Dies zeigt, dass auch die Stadt Fröndenberg nicht befreit von Kinderarmut ist und dass es hier dringenden Handlungsbedarf gibt. Diese unhaltbare Situation in unserer Stadt muss sich dringend ändern. Gerade unter demographischen Gesichtspunkten ist Fröndenberg auf gut ausgebildete Kinder angewiesen und kann es sich nicht leisten Zukunftspotential zu verschenken.

Wir wissen durchaus, dass die Gesamtschule mit ihrem Förderverein stets bemüht ist finanziell schwache Schülerinnen und Schüler bei dem Eigenanteil für die Lernmittel zu unterstützen. Dies geht allerdings auf Kosten des Schulbudgets und die Gelder fehlen an anderen Stellen und schwächen somit die Schülerinnen und Schüler in ihrem Bildungserfolg.

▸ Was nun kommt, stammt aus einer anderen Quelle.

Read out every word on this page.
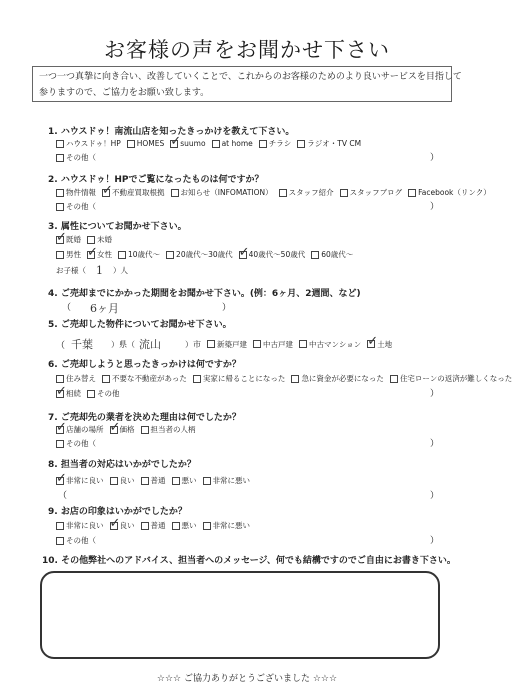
お客様の声をお聞かせ下さい
一つ一つ真摯に向き合い、改善していくことで、これからのお客様のためのより良いサービスを目指して
参りますので、ご協力をお願い致します。
1. ハウスドゥ！南流山店を知ったきっかけを教えて下さい。
ハウスドゥ！HP HOMES ✓ suumo at home チラシ ラジオ・TV CM
その他（	）
2. ハウスドゥ！HPでご覧になったものは何ですか？
物件情報 ✓ 不動産買取根拠 お知らせ（INFOMATION） スタッフ紹介 スタッフブログ Facebook（リンク）
その他（	）
3. 属性についてお聞かせ下さい。
✓
既婚 未婚
男性 ✓ 女性 10歳代〜 20歳代〜30歳代 ✓ 40歳代〜50歳代 60歳代〜
お子様（ 1 ）人
4. ご売却までにかかった期間をお聞かせ下さい。(例：6ヶ月、2週間、など)
（ 6ヶ月	）
5. ご売却した物件についてお聞かせ下さい。
（ 千葉 ）県（ 流山	）市 新築戸建 中古戸建 中古マンション ✓ 土地
6. ご売却しようと思ったきっかけは何ですか？
住み替え 不要な不動産があった 実家に帰ることになった 急に資金が必要になった 住宅ローンの返済が難しくなった
✓
相続 その他	）
7. ご売却先の業者を決めた理由は何でしたか？
✓
店舗の場所 ✓ 価格 担当者の人柄
その他（	）
8. 担当者の対応はいかがでしたか？
✓
非常に良い 良い 普通 悪い 非常に悪い
（	）
9. お店の印象はいかがでしたか？
非常に良い ✓ 良い 普通 悪い 非常に悪い
その他（	）
10. その他弊社へのアドバイス、担当者へのメッセージ、何でも結構ですのでご自由にお書き下さい。
☆☆☆ ご協力ありがとうございました ☆☆☆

Die Stadt Fröndenberg muss hier kurzfristig für das Wohl der Kinder einspringen und Kinder aus einkommensarmen Familien die Lernmittel ohne einen Eigenanteil zur Verfügung stellen.

Da diese Problematik nicht nur in Fröndenberg erkennbar ist, muss die Stadt mit der Landesregierung ins Gespräch kommen und das Land NRW in die Verantwortung nehmen. Dieses soll in Zukunft sicherstellen, dass Bildung unabhängig der finanziellen Situation er Eltern ermöglicht wird. Somit muss die Landesregierung eine solide Finanzierung der Lernmittel für einkommensarme Kinder übernehmen und darf langfristig nicht die Kosten auf die Kommunen schieben.